Şubat 1917’de Çarlığın yıkılmasıyla sürgünlüğü biter. Vakit kaybetmeden Petrograd’a gider ve uzun zamandır hayalini kurduğu buluşmayı, Lenin’le buluşmayı gerçekleştirir. Petrograd’ta Merkez Komitesi seçimleri olur. Sverdlov Merkez Komitesinde yerini alır ve Nisan Konferansından sonra Merkez Komitesi Sverdlov’u Merkez Komite Sekretaryasının yönetimiyle görevlendirir. Yeni görevinde yüzlerce sayfa haber, mektup ve sunularla karşı karşıya kalır. Hemen hemen her yazı ve her dokümanda Sverdlov’un notları, uyarıları ve talimatları bulunurdu, yoldaşlarla mektuplaşırdı.
Uzun soluklu bir mücadele sonunda proletarya Bolşeviklerin önderliğinde Ekim Devrimini gerçekleştirdi. Yeni düzende Tüm Rusya Merkez Yürütme Komitesi içinde sağlam bir Bolşevik düzenin sağlanması gerekiyordu. Bunun için de Tüm Rusya MYK’nin başına, partinin tümüyle güvenebileceği bir yoldaşın getirilmesi gerekiyordu. Parti, Merkez Komitesi ve Lenin seçimlerini yapmışlardı. Sverdlov Tüm Rusya MYK Başkanlığına seçildi. Yukarıda Sverdlov’un olayları çabuk kavrayışından ve bir insanın becerilerine göre ne görev verileceğini bilme yeteneği olduğundan bahsetmiştim. Bu özelliği Tüm Rusya MYK Başkanlığında açıkça görülmüştür. Sverdlov yüzlerce insanın ne yetenekleri olduğunu bilir, nerede hangi çalışmalar yürüttüğünü ve buna göre de nerede ne görev verileceğine karar verir. Bir yoldaşı onun hakkında şunu yazıyordu: “... Sverdlov bize çalışmaları üzerine hiçbir not bırakmadı. Ama onun çalışmaları Sovyet devletinin bütün ilk adımlarında yazılıdır.”

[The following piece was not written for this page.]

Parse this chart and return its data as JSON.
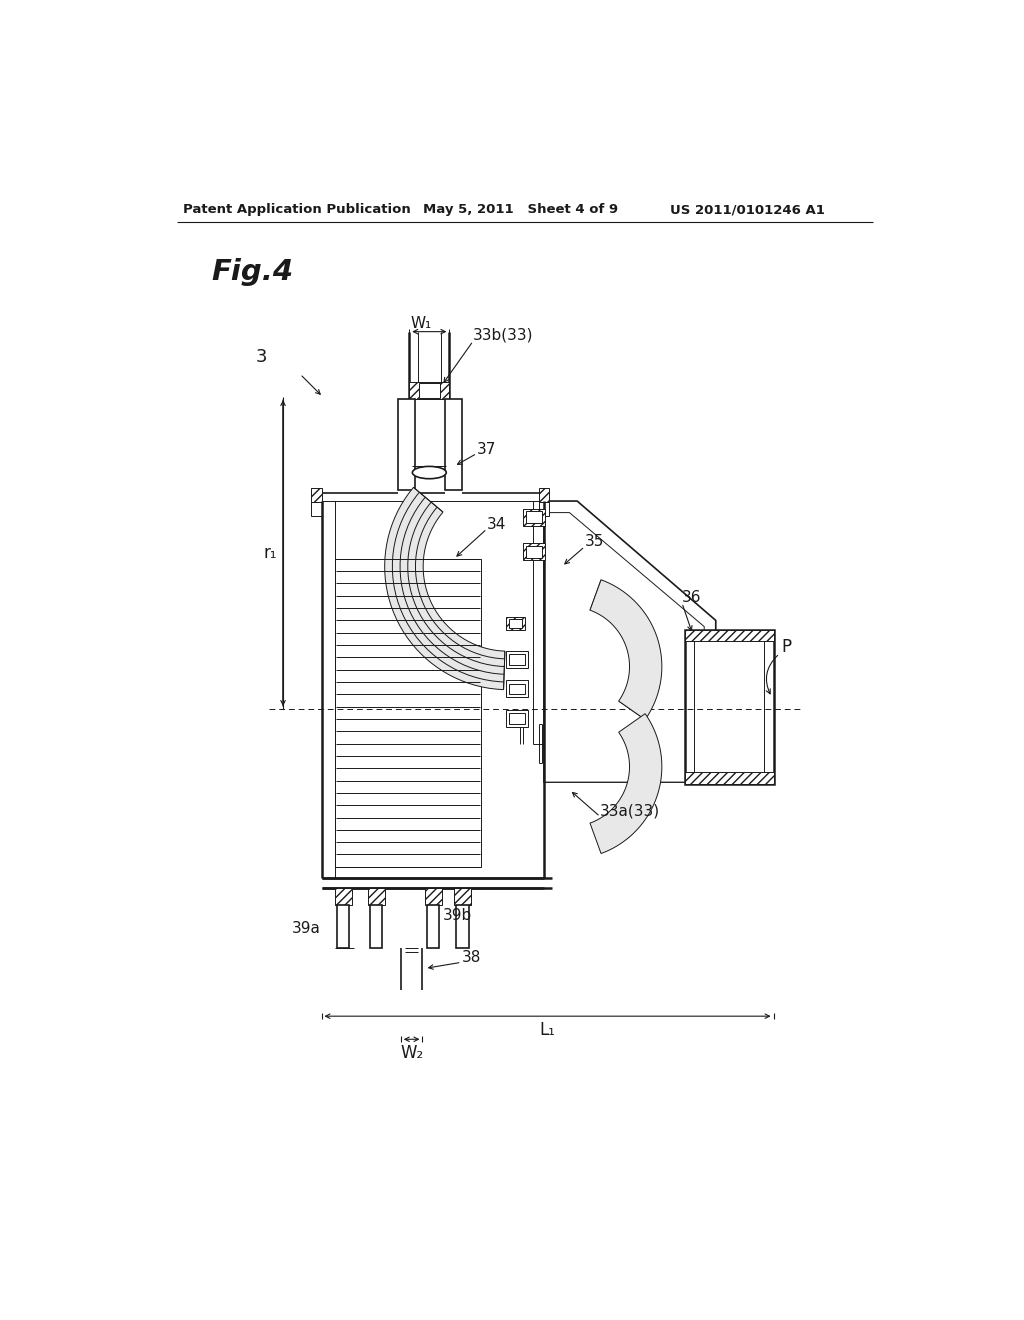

Bu profesyonel devrimci, devrimden birkaç yıl sonra yeterli beslenme ve bakım olmamasından dolayı 34 yaşında ölür. Hayatının merkezine devrimci mücadeleyi koyan Sverdlov ve onun gibi pek çok yoldaşının mücadelesi bugün bizlere insanın insanı sömürmediği bir dünyanın mümkün olabileceğini gösterir. Ancak bunun için sabır ve sebatla çalışma yürütülmesi şarttır. Bugün işçi sınıfının hakları dünyanın dört bir yanında gasp edilirken, biz işçi sınıfının gençlerine devrimci işçilerin safında yürümek düşüyor. Çünkü bilinmeli ki bugün işçi sınıfının haklarına yönelik saldırılar yarın bizleri etkileyecek. Üçüncü Dünya Savaşının sürdüğü ve sivil faşizm tehlikesinin arttığı bu dönemde işçi sınıfının gençleri Sverdlov olup devrimci mücadeleyi büyütmelidir. Genç Sverdlov’un yolunda ileri!